In order to do this, I needed to learn about who I really was so that I would never again find myself in a situation where I was a victim to life. I needed to learn about my passions, wildest dreams, and paralyzing fears; who I was without the influence of others and as the true leader of my own life. I made it my mission to carefully rebuild myself from the inside out and began a journey of self exploration through yoga, coaching, and traveling.

Overtime, through hard and fulfilling self work, I started to uncover my own values and reveal the inner voices that lay buried deep inside of me. I developed more clarity on what I wanted out of life and how to go about getting it. I started to become my own best friend and found my own voice. I gradually bloomed into the confident, independent, female leader that I am today, with a deep trust in myself and my capabilities - something that feels invaluable; like a precious gift.
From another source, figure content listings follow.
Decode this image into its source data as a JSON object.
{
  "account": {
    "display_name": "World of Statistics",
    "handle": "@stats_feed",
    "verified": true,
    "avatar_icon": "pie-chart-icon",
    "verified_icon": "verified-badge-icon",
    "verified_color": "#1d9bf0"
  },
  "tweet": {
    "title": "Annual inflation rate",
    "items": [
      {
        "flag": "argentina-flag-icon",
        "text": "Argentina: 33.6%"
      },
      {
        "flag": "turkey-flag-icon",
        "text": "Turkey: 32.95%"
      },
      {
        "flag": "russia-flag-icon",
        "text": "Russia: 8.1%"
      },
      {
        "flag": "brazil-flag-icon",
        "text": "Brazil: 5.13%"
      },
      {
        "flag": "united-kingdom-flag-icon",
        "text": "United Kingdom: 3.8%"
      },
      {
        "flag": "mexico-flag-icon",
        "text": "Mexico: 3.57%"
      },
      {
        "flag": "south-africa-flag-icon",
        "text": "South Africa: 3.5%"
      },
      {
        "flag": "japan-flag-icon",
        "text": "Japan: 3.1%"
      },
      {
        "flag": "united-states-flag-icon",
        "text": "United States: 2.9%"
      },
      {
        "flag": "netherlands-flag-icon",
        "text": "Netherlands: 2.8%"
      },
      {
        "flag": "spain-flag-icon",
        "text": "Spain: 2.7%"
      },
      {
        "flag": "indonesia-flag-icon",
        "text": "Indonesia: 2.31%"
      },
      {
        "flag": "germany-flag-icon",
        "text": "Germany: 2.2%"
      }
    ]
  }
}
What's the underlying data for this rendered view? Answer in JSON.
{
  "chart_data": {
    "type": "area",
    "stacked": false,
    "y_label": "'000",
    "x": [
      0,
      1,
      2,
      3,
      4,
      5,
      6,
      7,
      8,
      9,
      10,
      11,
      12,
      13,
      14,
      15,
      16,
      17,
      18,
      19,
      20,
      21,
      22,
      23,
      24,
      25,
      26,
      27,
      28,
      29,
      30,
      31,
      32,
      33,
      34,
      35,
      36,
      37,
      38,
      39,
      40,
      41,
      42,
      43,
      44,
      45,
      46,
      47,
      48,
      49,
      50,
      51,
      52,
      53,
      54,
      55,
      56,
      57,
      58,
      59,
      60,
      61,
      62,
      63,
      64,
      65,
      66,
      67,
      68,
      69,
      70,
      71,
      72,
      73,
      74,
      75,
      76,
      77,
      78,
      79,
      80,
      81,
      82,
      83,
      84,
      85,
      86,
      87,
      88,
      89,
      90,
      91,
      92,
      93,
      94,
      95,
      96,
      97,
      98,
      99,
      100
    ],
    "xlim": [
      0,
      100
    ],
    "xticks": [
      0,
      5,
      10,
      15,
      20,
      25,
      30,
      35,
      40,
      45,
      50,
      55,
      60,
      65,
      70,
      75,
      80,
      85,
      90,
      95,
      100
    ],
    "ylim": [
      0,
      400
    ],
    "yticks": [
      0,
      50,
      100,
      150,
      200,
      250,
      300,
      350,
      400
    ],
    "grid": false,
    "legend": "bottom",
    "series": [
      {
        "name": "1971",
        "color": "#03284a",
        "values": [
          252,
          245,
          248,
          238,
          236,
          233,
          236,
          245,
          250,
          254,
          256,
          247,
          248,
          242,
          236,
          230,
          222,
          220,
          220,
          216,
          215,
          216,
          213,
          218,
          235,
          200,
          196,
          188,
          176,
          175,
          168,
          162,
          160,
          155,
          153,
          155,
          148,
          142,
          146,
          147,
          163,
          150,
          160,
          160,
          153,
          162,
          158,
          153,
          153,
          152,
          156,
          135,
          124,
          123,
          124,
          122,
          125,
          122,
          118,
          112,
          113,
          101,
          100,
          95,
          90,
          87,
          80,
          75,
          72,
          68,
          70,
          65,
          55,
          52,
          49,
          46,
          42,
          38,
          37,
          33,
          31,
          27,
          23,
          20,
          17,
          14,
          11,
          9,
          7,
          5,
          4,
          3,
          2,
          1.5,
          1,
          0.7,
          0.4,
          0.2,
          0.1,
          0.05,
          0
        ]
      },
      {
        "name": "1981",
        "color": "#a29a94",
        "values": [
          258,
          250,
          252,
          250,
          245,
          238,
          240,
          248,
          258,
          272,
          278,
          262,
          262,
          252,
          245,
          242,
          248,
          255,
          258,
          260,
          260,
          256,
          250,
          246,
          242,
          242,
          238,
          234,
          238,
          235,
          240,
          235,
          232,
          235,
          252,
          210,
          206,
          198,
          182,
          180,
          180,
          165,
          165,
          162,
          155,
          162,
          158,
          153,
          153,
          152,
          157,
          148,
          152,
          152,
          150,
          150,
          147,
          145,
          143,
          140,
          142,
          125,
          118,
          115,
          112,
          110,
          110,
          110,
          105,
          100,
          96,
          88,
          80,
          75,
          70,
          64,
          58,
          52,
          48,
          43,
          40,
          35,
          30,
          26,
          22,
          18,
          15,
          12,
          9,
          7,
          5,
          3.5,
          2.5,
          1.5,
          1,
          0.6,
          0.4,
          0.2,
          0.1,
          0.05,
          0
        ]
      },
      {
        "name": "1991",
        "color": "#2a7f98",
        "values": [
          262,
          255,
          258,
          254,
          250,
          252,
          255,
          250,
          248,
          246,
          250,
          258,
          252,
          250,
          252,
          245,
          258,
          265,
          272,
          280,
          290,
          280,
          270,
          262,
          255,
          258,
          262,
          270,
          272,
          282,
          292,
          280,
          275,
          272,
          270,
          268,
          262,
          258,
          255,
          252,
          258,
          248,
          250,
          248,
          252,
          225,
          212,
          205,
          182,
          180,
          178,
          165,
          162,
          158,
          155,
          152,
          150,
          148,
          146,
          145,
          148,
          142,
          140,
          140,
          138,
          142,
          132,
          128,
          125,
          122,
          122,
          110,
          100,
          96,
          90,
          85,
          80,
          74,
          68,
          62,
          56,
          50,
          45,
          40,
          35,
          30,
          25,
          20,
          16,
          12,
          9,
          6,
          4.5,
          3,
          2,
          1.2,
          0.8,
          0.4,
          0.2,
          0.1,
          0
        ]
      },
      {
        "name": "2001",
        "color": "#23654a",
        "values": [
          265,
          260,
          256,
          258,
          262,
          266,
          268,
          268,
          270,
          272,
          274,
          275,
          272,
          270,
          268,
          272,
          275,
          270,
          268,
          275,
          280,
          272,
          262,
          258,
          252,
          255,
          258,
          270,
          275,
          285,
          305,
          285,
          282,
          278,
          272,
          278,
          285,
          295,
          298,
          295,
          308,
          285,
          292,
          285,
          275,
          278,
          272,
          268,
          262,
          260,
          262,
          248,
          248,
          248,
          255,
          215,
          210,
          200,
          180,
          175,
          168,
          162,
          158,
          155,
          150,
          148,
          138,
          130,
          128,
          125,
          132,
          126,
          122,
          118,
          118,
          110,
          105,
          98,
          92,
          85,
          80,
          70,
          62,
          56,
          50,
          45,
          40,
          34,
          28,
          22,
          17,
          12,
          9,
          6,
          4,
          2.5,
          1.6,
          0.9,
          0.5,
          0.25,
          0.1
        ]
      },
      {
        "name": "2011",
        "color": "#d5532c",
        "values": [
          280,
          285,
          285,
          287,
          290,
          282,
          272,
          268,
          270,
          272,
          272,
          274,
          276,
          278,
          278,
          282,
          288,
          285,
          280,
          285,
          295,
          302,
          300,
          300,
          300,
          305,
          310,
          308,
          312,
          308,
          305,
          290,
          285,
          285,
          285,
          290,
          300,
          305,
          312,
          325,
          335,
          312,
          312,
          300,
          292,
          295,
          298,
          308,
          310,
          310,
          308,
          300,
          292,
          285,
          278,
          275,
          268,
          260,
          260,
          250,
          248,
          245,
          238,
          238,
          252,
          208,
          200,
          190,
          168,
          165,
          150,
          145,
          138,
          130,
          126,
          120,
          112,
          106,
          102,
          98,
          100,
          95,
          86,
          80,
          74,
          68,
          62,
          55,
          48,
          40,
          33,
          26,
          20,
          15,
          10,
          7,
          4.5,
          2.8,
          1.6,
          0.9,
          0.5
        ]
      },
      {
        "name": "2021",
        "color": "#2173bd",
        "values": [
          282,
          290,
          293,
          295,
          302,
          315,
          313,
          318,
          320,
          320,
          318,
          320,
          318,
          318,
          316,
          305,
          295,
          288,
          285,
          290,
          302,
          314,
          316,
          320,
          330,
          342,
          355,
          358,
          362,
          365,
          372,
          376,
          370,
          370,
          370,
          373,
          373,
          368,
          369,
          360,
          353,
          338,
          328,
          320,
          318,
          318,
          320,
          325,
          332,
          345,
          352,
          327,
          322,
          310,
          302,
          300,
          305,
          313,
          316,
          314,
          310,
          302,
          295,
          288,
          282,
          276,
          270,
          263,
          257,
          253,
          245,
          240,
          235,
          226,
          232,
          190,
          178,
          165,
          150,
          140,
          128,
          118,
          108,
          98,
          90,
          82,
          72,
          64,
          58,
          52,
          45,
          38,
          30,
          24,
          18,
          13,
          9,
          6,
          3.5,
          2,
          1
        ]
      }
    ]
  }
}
Regardless of how far I’ve come, or how far I go, I will always be a lifelong student of what it means to be comfortable with who I am. It doesn’t matter how confident I become - I am constantly revealing new parts of myself and shaking up the inner waters. The difference now is I have a solid base. Even when my identity is questioned, I have a strong foundation on which to fall back. I have the inner knowing that I can make it through anything.

My experience from silence and powerlessness to discovering what it means to feel comfortable in who I am, to be the leader of my own life, has inspired me to support other women as they begin their journeys of finding their own way in this world. My hope is that as women, we each find our own authentic self expression and grow unconditionally comfortable in all the layers of who we are, for the sake of unlocking and unleashing our highest potential. I am committed to  empowering women with the confidence and tools so that they never find themselves feeling small and silenced in the same dark room I ended up in; so that they are equipped to speak their truth, to express their independence, and share their voice with the world. So that as women, we can be the leaders of our own lives. So that life doesn’t happen to us; it happens for us.